# adapters needed for AMG monoblocks on mk5?



## euroboy2.0 (Dec 11, 2009)

Whats up everyone....Im looking to get a set of amg monoblock wheels. I know theyre 5x112, but do i need adapters for the mk5 jetta? or is it basically exact with the offset? also, what would be a nice tire size for 18x8s...the car has a 1-1.5in lowered stance..nothing crazy

thanks in advance


----------



## ninohale (Jun 9, 2010)

Mercedes wheels have the same bolt pattern as your Jetta. No adapters needed.

You'll need hub centric rings (merc wheels are typically 66.1 hub, your Jetta is 57.1). The exact specs should be on the back of each wheel somewhere.

On an 18x8 with minimal drop I'd go 215/40 or 205/40 (may look silly aka wheel gap).

My biggest advice to you is do homework to understand bolt pattern, offset, hub bore, lug size, and tire specs.


----------



## ECS Tuning (Oct 2, 2006)

Along with what Nate said above most Mercedes wheels will also need extended wheel bolts for proper fitment. The correct length bolts can be found below.

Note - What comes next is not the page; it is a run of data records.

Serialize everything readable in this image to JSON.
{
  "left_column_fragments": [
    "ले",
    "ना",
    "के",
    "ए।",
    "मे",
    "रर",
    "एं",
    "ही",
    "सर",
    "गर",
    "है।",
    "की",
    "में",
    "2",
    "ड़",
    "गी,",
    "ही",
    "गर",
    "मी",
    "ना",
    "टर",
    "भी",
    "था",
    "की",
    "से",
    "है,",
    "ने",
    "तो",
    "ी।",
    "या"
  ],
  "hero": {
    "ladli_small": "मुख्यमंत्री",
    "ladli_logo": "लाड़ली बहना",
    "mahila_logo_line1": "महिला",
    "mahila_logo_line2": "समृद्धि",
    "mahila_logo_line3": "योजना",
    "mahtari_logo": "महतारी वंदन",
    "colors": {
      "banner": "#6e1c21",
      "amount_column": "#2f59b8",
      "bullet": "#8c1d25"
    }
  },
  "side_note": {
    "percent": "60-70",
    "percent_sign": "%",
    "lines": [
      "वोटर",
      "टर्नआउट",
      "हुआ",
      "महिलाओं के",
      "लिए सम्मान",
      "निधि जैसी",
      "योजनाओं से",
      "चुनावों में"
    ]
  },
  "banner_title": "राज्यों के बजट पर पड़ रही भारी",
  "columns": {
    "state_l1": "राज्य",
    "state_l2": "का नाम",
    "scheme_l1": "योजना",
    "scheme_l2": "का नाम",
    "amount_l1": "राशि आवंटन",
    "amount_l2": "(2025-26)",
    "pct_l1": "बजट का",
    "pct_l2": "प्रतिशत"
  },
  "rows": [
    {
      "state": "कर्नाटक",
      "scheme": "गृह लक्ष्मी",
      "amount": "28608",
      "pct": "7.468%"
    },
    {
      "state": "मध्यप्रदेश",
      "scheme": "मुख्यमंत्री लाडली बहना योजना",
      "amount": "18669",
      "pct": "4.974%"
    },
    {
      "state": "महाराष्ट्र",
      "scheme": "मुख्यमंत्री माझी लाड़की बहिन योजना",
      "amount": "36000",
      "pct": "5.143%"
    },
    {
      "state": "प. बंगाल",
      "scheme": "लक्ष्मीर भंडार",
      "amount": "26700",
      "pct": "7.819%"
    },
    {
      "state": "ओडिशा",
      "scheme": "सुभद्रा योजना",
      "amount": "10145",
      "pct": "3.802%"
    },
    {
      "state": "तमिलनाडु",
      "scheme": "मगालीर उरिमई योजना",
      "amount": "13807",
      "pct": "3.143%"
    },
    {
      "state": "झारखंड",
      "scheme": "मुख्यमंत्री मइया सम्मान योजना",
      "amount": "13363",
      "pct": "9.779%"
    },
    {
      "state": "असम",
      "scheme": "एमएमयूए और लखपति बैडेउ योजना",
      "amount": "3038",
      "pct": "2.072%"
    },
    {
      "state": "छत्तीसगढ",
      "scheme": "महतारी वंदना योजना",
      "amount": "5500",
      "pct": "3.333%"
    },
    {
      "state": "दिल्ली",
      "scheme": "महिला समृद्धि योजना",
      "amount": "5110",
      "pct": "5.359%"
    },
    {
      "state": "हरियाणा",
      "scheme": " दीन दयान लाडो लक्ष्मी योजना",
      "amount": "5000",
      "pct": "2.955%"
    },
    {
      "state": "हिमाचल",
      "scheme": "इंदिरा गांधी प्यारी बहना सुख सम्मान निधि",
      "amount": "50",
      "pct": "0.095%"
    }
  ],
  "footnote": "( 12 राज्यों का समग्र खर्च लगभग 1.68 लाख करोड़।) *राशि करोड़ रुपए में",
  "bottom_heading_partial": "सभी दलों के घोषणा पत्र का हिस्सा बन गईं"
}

Ball Seat 14x1.5x45mm Wheel Bolt - Priced Each



Andy


----------



## ninohale (Jun 9, 2010)

ECS Tuning said:


> Along with what Nate said above most Mercedes wheels will also need extended wheel bolts for proper fitment. The correct length bolts can be found below.
> 
> Ball Seat 14x1.5x45mm Wheel Bolt - Priced Each
> 
> ...


Oh hai


----------



## ECS Tuning (Oct 2, 2006)

ninohale said:


> Oh hai


:wave:


----------



## euroboy2.0 (Dec 11, 2009)

thanks for the help


----------